J’ai pensé à ces lignes presque constamment le matin à Sacramento lorsque je suis allé visiter le Centre de contrôle des opérations du Projet d’eau de l’État de Californie. Si j’avais voulu égoutter la Caille à 10h51 ce matin-là, je voulais, en début d’après-midi, en faire beaucoup plus. Je voulais ouvrir et fermer la porte d’admission du Forebay de Clifton Court. Je voulais produire de l’électricité au barrage de San Luis. Je voulais choisir une piscine au hasard sur l’aqueduc dans le canal de Cross Valley du Bureau of Reclamation, juste pour voir combien de temps il faudrait à quelqu’un à Reclamation pour appeler et se plaindre.

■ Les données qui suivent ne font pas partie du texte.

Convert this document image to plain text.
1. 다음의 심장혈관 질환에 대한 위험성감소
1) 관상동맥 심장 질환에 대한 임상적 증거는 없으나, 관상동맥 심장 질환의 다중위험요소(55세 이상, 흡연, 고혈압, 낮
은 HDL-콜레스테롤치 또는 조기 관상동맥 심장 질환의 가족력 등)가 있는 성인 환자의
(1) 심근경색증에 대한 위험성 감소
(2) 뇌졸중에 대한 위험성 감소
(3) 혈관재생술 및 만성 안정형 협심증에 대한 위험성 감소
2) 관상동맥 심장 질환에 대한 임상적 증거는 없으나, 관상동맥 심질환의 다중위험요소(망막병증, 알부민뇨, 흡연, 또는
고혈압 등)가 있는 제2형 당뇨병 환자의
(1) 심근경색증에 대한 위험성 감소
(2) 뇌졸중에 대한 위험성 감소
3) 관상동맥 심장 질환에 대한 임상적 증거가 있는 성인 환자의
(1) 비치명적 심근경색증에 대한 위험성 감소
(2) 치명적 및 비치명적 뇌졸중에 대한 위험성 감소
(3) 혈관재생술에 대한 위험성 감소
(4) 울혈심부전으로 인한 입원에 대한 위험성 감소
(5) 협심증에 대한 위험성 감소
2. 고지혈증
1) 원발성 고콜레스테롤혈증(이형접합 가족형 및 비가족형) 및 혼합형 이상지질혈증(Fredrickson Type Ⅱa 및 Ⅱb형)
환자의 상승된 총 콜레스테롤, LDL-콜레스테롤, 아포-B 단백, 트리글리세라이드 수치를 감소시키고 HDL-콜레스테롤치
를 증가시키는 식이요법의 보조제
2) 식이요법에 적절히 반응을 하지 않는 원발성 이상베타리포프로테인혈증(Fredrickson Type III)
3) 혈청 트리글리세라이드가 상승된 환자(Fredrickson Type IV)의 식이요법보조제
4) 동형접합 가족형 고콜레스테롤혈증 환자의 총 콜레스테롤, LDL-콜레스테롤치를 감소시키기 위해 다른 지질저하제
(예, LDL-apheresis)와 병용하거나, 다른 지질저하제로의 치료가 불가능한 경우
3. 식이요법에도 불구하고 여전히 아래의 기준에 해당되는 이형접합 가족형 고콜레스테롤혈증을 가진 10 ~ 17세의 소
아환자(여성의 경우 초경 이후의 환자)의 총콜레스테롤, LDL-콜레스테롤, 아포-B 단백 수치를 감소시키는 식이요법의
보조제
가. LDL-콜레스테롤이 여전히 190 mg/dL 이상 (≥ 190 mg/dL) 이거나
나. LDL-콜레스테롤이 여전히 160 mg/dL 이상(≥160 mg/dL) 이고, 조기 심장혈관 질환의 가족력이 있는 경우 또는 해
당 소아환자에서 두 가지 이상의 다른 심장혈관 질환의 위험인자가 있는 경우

Je suis resté aussi longtemps que je pouvais et j’ai regardé le système fonctionner sur le grand tableau avec les points de contrôle éclairés. Le rapport sur la salinité du Delta arrivait sur l’un des télétypes derrière moi. Le rapport sur les marées du Delta arrivait sur un autre. Le panneau sismique, qui a été désensibilisé pour sonner son alarme – un bip sonore pour le sud de la Californie, un ton aigu pour le nord – uniquement pour les tremblements de terre qui enregistrent au moins 3,0 sur l’échelle de Richter, était silencieux. Je n’avais plus d’affaires dans cette pièce et pourtant je voulais rester la journée. Je voulais être celui, ce jour-là, qui faisait briller les olives, remplissait les jardins et inondait les vallées d’une journée comme le Nil. Je le veux encore.